The first World war saw the deaths of 20 million people. Of them, 9.7 million were reportedly military personnel and 10 million were civilians. Over 21 million were injured. By the Second World War, humanity had progressed to far more lethal weapons and far more effective bombs. Hitler killed over 6 million Jews in his concentration camps before WWII even started. When the wars were over and the murder frenzy ended, the world had lost 75 million more humans. Lost between the list of casualties are countless tales of pointless violence, deliberate genocides and a million stories of depravity and barbaric human behaviour.

Diseases

Compared to the macabre shadows of hopelessness and death that the epidemics of the past have inflicted on human history, the current Chinese virus almost seems puny, feeble. The plague of Athens had started around 430 BC and had lasted about 5 years. The Black Death that struck Europe and Aisa in 1347 is believed to have wiped out entire cities, killing almost half the population in some European countries. The Smallpox that the Spanish had gifted the native Americans, along with the Spanish conquest, nearly killed 90% of them. Throughout the 17th, 18th and 19th centuries, plagues continued ravaging the newly industrialised cities, leaving millions dead in their wake.

The Spanish Flu of 1918 is said to have killed all over the world, WWI proved to be the ultimate super-spreader, taking the Flu wherever soldiers went and wherever civilians fled. Kill count is estimated to be between 30 and 50 million. The plagues also instigated research, studies and various treatment and prevention methods.
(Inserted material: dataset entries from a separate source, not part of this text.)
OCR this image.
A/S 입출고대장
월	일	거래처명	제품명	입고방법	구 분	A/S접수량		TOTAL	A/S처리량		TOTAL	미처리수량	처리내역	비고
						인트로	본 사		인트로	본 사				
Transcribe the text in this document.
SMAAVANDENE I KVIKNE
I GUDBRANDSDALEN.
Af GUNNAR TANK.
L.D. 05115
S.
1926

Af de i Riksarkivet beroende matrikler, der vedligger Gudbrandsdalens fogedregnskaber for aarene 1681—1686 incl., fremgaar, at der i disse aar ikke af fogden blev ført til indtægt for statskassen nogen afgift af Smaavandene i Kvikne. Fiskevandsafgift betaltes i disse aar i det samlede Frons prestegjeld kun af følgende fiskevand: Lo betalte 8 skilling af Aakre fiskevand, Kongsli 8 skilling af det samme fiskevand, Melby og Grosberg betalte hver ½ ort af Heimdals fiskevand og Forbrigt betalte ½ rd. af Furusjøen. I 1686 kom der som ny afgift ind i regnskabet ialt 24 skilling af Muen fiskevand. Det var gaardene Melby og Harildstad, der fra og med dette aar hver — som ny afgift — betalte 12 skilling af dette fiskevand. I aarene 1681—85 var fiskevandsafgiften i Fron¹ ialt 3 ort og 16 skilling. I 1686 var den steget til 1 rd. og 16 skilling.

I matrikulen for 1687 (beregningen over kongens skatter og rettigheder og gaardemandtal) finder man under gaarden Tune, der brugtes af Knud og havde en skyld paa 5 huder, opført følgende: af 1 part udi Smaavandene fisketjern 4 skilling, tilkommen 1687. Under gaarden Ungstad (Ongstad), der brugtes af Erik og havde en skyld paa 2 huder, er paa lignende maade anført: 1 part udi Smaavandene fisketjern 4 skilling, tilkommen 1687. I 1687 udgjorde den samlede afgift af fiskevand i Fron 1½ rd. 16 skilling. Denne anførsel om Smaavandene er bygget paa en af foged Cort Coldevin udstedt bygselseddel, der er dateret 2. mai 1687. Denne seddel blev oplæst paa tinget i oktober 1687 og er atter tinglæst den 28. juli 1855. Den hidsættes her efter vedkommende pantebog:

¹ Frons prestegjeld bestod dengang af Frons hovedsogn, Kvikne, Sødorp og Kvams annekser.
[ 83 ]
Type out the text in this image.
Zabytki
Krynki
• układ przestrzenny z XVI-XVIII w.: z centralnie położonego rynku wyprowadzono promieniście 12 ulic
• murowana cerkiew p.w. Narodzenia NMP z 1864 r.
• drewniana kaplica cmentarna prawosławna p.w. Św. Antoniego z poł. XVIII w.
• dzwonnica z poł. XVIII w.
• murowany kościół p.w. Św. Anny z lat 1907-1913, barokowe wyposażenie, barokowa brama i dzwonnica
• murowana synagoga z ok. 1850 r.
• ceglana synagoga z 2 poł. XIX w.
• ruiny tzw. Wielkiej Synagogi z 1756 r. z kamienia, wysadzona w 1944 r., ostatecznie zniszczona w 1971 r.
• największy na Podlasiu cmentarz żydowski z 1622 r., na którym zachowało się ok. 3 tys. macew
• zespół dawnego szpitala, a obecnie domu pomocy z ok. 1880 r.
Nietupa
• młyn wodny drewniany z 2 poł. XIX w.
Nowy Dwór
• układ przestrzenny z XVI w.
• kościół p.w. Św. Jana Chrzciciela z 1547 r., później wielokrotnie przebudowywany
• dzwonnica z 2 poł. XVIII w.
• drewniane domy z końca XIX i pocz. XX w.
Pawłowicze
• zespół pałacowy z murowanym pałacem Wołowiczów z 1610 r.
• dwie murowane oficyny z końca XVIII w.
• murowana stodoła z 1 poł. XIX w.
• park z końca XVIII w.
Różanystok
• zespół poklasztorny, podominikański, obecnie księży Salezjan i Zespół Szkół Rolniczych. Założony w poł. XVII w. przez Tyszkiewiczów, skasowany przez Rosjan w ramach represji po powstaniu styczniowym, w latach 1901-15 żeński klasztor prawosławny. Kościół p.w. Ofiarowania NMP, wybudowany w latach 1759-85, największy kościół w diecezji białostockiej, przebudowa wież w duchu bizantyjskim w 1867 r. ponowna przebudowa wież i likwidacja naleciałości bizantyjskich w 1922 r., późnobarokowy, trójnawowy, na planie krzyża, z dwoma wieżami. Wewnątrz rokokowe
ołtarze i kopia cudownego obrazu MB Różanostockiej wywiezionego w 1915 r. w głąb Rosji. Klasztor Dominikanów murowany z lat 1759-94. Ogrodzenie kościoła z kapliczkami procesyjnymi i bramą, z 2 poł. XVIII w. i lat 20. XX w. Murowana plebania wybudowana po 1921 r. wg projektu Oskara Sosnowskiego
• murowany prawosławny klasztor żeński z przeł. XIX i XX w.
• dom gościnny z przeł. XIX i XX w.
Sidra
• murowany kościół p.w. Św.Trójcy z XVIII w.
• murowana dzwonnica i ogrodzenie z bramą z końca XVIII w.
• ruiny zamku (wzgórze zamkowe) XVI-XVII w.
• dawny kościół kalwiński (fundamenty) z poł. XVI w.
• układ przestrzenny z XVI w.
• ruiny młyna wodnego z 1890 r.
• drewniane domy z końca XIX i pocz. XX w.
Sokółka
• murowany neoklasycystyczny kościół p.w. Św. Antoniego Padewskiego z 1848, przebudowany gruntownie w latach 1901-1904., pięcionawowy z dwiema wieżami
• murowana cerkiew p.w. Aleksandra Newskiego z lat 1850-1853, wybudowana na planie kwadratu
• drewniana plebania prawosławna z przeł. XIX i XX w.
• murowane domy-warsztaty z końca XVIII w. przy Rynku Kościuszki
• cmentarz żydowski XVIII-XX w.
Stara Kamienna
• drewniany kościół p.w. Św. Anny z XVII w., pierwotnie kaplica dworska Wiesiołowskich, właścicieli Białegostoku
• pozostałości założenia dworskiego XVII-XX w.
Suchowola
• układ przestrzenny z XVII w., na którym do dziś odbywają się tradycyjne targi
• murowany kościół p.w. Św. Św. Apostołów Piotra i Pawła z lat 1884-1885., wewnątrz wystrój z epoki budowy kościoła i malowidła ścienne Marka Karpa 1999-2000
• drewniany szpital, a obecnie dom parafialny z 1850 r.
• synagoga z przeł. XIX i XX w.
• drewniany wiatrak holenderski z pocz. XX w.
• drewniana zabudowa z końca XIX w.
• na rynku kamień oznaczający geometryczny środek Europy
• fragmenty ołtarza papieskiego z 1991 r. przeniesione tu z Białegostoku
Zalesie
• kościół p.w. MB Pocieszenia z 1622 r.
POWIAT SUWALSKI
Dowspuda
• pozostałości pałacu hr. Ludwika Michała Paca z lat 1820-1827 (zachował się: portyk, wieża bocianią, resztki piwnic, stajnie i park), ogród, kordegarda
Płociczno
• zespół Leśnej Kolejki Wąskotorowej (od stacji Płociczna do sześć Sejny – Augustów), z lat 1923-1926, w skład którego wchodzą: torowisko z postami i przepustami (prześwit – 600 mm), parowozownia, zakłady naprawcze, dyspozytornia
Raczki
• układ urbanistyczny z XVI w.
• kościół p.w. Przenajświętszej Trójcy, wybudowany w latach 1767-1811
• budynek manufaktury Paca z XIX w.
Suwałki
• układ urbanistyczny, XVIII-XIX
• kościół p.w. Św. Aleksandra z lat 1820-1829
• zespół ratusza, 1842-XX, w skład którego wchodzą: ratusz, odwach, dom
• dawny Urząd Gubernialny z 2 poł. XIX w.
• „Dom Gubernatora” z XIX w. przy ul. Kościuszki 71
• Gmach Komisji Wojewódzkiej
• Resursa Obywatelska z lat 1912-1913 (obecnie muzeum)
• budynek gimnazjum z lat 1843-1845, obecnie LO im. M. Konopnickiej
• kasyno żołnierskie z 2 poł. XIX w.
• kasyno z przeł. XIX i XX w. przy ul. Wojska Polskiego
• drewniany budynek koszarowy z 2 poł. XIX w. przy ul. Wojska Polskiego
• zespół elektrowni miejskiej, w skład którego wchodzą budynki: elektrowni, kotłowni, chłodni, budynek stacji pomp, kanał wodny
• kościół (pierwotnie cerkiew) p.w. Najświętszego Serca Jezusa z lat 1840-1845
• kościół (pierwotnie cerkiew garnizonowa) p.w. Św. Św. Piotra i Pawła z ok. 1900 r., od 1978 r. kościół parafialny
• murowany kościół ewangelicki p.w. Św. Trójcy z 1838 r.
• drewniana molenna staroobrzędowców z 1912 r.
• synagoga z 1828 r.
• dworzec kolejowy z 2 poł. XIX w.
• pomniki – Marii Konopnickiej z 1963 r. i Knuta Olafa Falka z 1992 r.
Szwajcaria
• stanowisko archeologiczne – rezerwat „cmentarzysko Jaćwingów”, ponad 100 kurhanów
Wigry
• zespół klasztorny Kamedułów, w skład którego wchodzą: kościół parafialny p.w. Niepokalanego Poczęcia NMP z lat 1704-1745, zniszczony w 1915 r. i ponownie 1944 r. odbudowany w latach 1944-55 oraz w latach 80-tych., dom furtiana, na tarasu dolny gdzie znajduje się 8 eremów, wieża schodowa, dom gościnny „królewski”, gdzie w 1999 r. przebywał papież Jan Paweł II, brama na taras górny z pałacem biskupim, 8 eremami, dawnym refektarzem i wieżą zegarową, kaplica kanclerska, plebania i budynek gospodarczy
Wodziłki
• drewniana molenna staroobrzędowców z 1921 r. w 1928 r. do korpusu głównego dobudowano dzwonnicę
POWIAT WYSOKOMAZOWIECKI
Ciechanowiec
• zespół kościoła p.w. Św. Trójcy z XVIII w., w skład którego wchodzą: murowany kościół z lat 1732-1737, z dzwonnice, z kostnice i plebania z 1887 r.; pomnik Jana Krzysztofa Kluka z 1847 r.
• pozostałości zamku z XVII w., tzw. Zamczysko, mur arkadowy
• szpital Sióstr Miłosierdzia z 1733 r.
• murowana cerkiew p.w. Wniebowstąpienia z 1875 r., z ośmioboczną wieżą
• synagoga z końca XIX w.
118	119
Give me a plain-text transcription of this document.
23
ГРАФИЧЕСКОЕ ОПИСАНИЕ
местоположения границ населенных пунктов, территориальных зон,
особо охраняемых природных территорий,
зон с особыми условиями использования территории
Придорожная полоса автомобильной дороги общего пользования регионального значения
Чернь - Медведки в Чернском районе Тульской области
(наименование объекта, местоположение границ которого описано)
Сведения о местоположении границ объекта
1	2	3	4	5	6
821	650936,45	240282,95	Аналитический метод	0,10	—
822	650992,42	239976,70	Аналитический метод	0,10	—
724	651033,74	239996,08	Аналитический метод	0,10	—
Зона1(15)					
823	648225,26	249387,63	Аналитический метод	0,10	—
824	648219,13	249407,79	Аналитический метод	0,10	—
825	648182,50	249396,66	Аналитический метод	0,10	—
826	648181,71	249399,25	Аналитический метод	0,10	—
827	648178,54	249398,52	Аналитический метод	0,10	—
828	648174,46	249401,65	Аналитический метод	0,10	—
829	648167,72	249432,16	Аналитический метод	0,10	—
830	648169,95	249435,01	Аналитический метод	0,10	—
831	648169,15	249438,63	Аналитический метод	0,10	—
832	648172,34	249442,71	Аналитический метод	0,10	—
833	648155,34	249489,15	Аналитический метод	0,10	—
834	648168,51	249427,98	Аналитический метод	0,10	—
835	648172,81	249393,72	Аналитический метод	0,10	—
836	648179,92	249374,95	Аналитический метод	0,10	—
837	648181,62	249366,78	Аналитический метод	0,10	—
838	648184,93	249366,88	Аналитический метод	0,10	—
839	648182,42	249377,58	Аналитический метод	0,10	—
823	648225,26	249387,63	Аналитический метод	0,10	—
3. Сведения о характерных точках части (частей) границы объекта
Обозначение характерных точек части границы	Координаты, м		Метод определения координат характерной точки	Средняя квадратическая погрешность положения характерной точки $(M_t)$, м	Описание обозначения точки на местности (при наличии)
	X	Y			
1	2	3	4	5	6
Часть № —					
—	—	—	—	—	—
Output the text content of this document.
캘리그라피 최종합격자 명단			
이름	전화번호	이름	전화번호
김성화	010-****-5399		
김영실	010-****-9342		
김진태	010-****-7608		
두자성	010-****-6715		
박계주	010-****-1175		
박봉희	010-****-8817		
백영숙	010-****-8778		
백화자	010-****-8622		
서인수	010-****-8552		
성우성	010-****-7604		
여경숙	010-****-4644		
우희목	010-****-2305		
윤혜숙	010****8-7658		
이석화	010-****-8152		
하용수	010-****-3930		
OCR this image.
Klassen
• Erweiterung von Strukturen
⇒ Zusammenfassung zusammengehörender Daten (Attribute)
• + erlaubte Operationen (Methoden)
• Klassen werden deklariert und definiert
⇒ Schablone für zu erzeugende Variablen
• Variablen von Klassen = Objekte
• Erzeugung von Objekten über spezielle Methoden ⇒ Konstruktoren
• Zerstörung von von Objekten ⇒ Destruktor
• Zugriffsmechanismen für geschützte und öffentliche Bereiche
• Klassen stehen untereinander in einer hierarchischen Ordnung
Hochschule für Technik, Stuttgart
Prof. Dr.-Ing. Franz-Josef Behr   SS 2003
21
Even today, epidemics like Ebola, Zika and Swine Flu continue to threaten us.

All the above-cited instances are mere glimpses, a random sampling of the vast experiences of deaths, disaster and calamities endured by humanity as a whole. We have not even discussed civil wars, invasions, religious persecutions and thousands of other conflicts, calamities that have, and continue to hit us. Humans have been enduring all these since millennia and will continue to endure till our species roam this planet. Compared to the instances cited above, we are far better equipped, better informed and more prepared for coming challenges.

Yes, Coronavirus did deal us a massive blow. Yes, so many have died and suffered. The global economy has struggled. But it is also true that we will bounce back faster, stronger than ever. We adapted quicker, we communicated better and we did fight back. 2020 is going to be ‘the blank year’ for most of us. The year of no holidays away from home, the year of no parties, the year of no school picnics, the year of no large family gatherings. But if we look at the past, we cannot deny that we have been far more fortunate than those nameless, faceless victims of countless calamities before our time. Humanity has made some terrible mistakes, but it has also learned and moved forward. 2020 has been bad, but at least not as bad as 1945, or 1943, or 1815, or 1347.